Gladys held her mother’s gloved hand.  The snow under their feet sounded like croaking frogs.  The little girl laughed.  She looked around her mother’s swaying coat at her twin brother, Glen, holding their mother’s other hand.

 The four year old babies, dressed in look-alike red coats, could have passed for Santa’s helpers on their way to join their neighbors at church on Christmas eve.  As they went inside, their cheeks tingled with warmth.  They clung to each other when their mother led them to  a crowd of excited children.
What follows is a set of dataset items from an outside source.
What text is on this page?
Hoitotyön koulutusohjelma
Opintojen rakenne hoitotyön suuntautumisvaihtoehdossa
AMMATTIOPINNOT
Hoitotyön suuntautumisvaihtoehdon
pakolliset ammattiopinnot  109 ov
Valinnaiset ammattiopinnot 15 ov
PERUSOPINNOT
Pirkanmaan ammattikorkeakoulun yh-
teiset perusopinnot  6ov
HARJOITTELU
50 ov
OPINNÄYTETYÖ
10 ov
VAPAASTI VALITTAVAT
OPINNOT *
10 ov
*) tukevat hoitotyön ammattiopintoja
Herschel, Glen and Gladys Gates
            When Santa came bounding into the room in his red suit and long white beard, Gladys and Glen flew over the pew to their mother, scared of his frightful appearance and loud, “Ho, ho, ho.”

            The Christmas tree was loaded with gifts, but only one caught Gladys’ eye and held her entranced – a dolly in a velvet dress that matched her own red coat with a fur collar and little suede boots.  How she longed for that doll.

            After cookies and songs and an endless program, Gladys’ eyes were still enraptured with the dolly hanging on the tree – the doll her folks had brought for her without her knowing.

            Santa began handing out presents.  “Glen Gates,” Santa
called and lifted an engine and caboose off the tree.  Glen looked
at Gladys.  Their eyes were wide with excitement.  Glen hesitated,
but finally, his desire for the prize overcome by his fear of the big
 man dressed in red and white.

           When Glen ran back with his train, he fell into his mother’s arms.  As much as Gladys wanted to touch the train, she never turned her eyes from the doll hanging on the tree.

            As Santa called out each child’s name – tops, pop guns, trucks and teddy bears all disappeared into the arms of waiting children.  Each time a child’s name was called, Gladys held her breath, afraid the doll would disappear.
           To Gladys, the gift-giving seemed to take forever.  All the names were called and all the presents were gone, except the dolly still hanging in its place.  Gladys knew her name had not been called.  She looked at her mother and glanced at her dad.  She forgot to breathe in her fear and anticipation.  Gladys had only one desire in the world  – to have that dolly for her own.

           Santa shouted a loud, “Ho, ho, ho,” making Gladys jump, as he lifted the doll from its bough and stared at the tag.  The room was hushed.  One couldn’t even hear a jingle or a jangle, a plop or a peep. 

           “The last gift is for Santa.  I always wanted a little girl of my own,” Santa said, laughing.

           Tears welled up in Gladys’ eyes and sprang over, rolling down her cheeks onto her folded hands.   A child could not have been more disappointed after watching so long and waiting so patiently. 

Gladys Louise Gates

            Then Santa came to kneel in front of her.  “Do you think I would have forgotten you, little one?” Santa asked.  “This dolly belongs to Gladys Gates.”  The crowd clapped and Gladys couldn’t help the squeal that escaped her open mouth.  She reached out, her sadness turning to rapture, as Santa laid the dolly in her arms.